Mars: Curiosity Rover Has Landed

NASA’s $2.6 billion rover, Curiosity, carried out a challenging landing on Mars early Monday after traveling hundreds of millions of miles through space in order to explore the Red Planet. The SUV-sized Curiosity made its dramatic arrival on Martian terrain in a spectacle popularly known as the “seven minutes of terror.” This jaw-dropping landing process, involving a sky crane and the world’s largest supersonic parachute, allowed the spacecraft carrying Curiosity to target the landing area that scientists had meticulously chosen.

The mission control in NASA’s Jet Propulsion Laboratory in California burst into cheers as the rover touched down.

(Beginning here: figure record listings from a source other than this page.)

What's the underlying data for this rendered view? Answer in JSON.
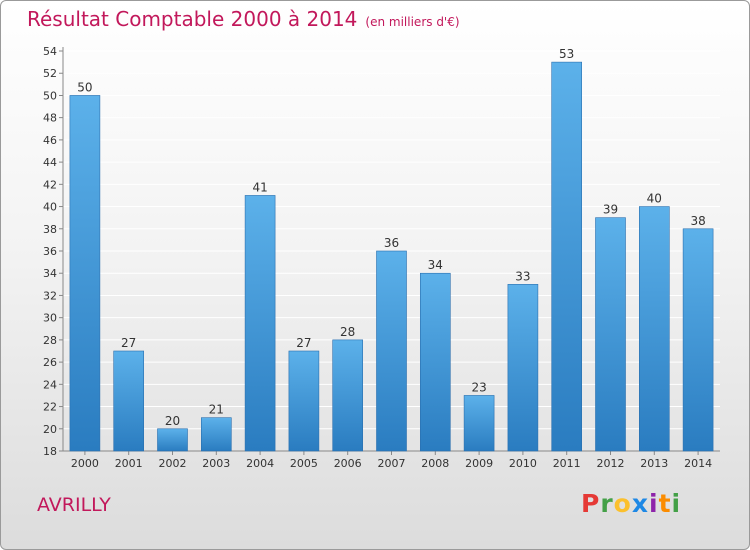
{
  "header": {
    "title": "Résultat Comptable 2000 à 2014",
    "unit": "(en milliers d'€)"
  },
  "footer": {
    "town": "AVRILLY",
    "logo": "Proxiti",
    "logo_colors": [
      "#e53935",
      "#43a047",
      "#fbc02d",
      "#1e88e5",
      "#8e24aa",
      "#fb8c00",
      "#43a047"
    ]
  },
  "colors": {
    "bar_top": "#5cb1ea",
    "bar_bottom": "#2a7cc0",
    "title": "#c2185b",
    "grid": "#ffffff"
  },
  "chart_data": {
    "type": "bar",
    "categories": [
      "2000",
      "2001",
      "2002",
      "2003",
      "2004",
      "2005",
      "2006",
      "2007",
      "2008",
      "2009",
      "2010",
      "2011",
      "2012",
      "2013",
      "2014"
    ],
    "values": [
      50,
      27,
      20,
      21,
      41,
      27,
      28,
      36,
      34,
      23,
      33,
      53,
      39,
      40,
      38
    ],
    "ylim": [
      18,
      54
    ],
    "yticks": [
      18,
      20,
      22,
      24,
      26,
      28,
      30,
      32,
      34,
      36,
      38,
      40,
      42,
      44,
      46,
      48,
      50,
      52,
      54
    ],
    "grid": true
  }
}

Team members hugged and high-fived one another as Curiosity beamed back the first pictures from the planet, some shed tears.

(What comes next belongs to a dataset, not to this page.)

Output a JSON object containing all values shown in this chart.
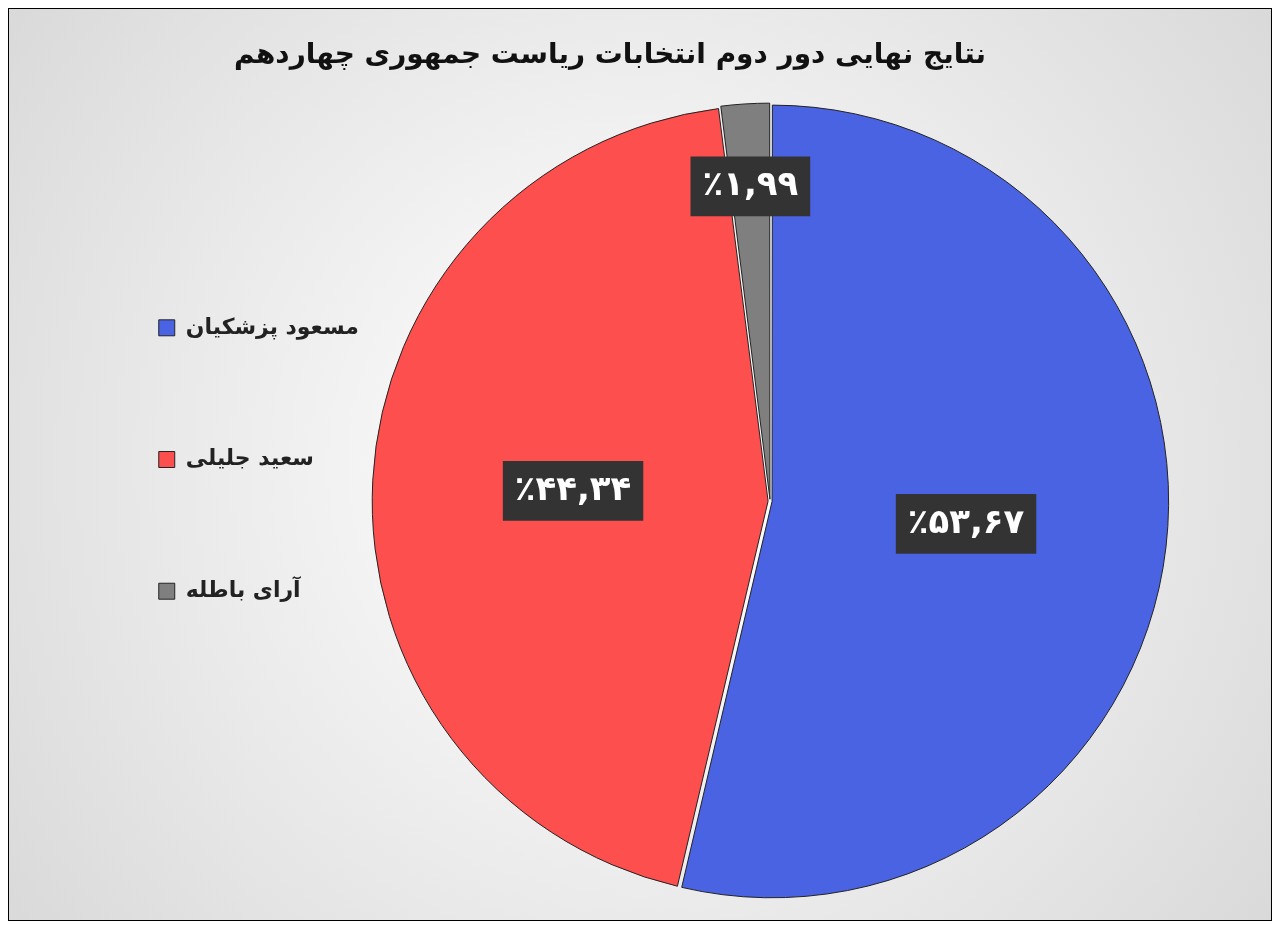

The spacecraft had been traveling away from Earth since November 26 on a journey of approximately 352 million miles (567 million kilometers), according to NASA.

The vehicle, which will be controlled from the Jet Propulsion Laboratory, has a full suite of sophisticated tools for exploring Mars. They include 17 cameras, a laser that can survey the composition of rocks from a distance and instruments that can analyze samples from soil or rocks.

 

The aim of its work is “to assess whether Mars ever had an environment able to support small life forms,” NASA says.

Curiosity is supposed to last for two years on Mars, but it may operate longer — after all, Spirit and Opportunity, which arrived on Mars in 2004, were each only supposed to last 90 Martian days. Spirit stopped communicating with NASA in 2010 after getting stuck in sand, and Opportunity is still going.